False Flag huffed, amused. "Yeah. Yeah I do have a name, and I miss it sometimes myself. It's Samara, Samara Keenan." She ruffled his hair. "Good luck, Midoriya Izuku," she whispered in his ear.

"Good luck. And goodbye, Samara Keenan." Samara disappeared into the dark.

Izuku closed his eyes.

"Mihara?.

"Hm?" Izuho drifted awake. "Huh," he blinked in the glare of early morning's light. Arashiro gazed down at him. "You look..."

"Terrible?"

"Yeah. Have you showered since the battle?"

"Uh..." It was too embarrassing to admit it to her, even given how hard it was to get a turn in the scant bathing facilities.

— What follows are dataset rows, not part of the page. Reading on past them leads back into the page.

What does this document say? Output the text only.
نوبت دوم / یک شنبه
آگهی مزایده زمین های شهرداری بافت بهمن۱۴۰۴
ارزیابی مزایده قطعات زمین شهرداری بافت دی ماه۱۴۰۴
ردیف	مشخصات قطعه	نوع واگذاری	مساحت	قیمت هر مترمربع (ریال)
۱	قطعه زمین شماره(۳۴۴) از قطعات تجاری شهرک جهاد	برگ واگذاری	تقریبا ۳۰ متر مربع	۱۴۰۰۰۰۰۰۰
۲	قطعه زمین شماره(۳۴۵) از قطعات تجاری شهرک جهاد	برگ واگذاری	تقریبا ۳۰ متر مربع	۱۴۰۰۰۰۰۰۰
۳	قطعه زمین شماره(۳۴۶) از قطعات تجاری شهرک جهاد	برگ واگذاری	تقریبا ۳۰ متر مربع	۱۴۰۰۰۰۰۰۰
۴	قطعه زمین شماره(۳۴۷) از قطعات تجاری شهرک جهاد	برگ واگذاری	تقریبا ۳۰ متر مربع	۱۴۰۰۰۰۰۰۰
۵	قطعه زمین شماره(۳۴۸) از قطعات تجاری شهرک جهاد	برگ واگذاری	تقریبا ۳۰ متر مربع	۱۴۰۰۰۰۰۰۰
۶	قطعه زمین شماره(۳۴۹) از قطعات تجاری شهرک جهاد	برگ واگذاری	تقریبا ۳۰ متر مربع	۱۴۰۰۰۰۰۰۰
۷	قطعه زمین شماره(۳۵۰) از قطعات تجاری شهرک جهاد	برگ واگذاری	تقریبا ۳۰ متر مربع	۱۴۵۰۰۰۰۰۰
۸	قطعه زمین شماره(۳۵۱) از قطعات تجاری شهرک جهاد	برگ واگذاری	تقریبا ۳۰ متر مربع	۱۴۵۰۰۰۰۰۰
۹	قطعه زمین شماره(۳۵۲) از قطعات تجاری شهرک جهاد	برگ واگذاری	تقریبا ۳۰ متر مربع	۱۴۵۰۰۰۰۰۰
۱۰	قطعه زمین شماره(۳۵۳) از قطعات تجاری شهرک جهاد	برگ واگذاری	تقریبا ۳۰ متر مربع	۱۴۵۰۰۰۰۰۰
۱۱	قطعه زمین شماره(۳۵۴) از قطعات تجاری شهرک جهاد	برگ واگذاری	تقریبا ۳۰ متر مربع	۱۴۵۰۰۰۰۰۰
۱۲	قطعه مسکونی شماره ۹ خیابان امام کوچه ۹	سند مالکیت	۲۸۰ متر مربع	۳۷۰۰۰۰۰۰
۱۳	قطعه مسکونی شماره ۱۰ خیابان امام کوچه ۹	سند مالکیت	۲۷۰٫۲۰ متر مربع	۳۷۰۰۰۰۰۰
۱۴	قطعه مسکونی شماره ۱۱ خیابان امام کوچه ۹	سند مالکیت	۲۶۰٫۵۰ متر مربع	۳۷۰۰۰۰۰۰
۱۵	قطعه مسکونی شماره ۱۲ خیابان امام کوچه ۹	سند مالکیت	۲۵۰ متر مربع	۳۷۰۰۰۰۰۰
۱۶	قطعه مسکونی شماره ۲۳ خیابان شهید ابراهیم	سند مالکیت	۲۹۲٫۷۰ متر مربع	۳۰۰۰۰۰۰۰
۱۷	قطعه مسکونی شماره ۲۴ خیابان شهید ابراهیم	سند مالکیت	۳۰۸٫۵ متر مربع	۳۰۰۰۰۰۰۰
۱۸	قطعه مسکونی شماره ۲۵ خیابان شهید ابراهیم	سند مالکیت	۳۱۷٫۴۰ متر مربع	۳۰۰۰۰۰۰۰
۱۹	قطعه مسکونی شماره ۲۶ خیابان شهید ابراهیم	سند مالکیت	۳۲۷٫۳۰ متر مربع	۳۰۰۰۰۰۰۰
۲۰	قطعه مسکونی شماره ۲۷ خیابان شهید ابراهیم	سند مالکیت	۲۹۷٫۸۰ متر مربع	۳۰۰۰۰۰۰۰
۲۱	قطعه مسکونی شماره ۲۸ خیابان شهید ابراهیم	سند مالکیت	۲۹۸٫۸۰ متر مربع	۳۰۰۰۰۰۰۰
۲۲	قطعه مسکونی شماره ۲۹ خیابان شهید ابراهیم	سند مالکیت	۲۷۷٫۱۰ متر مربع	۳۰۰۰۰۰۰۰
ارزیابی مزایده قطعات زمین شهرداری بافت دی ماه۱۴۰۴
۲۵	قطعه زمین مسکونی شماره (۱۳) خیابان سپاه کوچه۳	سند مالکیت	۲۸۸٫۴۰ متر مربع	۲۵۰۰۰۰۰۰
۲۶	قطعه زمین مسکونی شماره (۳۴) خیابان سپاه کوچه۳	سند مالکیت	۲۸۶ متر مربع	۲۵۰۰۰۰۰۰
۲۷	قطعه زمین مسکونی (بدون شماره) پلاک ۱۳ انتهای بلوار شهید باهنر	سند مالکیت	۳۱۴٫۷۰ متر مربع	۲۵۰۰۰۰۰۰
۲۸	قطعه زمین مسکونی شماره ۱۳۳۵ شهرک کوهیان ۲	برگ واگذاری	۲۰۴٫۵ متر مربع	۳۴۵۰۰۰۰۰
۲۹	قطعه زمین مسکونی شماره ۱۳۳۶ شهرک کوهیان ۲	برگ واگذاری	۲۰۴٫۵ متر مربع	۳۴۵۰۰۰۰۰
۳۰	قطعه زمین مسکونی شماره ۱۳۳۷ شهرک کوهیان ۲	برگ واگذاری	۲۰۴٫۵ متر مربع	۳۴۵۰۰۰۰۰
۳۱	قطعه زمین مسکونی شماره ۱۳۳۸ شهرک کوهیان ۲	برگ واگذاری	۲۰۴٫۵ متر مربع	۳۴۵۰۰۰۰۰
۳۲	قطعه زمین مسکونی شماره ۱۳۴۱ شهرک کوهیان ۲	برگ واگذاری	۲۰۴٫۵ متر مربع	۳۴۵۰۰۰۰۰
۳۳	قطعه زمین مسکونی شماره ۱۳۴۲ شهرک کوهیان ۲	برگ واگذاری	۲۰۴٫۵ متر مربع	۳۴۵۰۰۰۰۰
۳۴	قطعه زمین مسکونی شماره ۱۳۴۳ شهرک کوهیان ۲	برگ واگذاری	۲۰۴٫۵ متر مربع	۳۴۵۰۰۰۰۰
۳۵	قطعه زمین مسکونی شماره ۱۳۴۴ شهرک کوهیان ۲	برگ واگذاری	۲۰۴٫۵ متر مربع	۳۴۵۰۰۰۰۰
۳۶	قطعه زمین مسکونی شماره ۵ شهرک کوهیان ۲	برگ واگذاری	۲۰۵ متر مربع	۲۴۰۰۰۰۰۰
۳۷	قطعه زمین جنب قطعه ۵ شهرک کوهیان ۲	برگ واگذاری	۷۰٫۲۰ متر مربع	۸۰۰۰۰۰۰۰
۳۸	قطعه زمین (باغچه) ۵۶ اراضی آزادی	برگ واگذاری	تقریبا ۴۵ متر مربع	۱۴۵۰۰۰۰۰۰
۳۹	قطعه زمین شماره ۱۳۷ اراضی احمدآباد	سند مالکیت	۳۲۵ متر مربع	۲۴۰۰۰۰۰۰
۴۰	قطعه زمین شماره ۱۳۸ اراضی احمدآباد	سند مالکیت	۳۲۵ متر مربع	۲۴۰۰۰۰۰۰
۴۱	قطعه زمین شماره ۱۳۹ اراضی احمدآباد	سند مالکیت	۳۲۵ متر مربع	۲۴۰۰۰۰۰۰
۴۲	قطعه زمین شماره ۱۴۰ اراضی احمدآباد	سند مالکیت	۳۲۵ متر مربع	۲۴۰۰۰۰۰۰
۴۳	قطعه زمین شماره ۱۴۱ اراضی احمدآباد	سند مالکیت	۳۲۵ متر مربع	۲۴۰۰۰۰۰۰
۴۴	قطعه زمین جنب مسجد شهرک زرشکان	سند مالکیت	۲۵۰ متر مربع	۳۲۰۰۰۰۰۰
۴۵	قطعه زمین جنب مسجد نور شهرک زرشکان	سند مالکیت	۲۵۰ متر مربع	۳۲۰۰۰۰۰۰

"And how did you end up sleeping against a tree?"

"I wander around at night. You know that," Izuho stretched, getting to his feet. "And I took a rest here for a minute and, well... I guess I got some sleep for once?" Arashiro gave a tiny laugh. She looked... incredibly unhappy, although she had at least showered since the battle. "Are you okay?"

"Um, well... we'll see," she said hoarsely. "I guess the spy hunts are making me nervous. Come to breakfast with me?"

Right. The spy hunts... and he'd just been off doing incredibly risky spy things. Great timing. "Yeah. Breakfast... sure."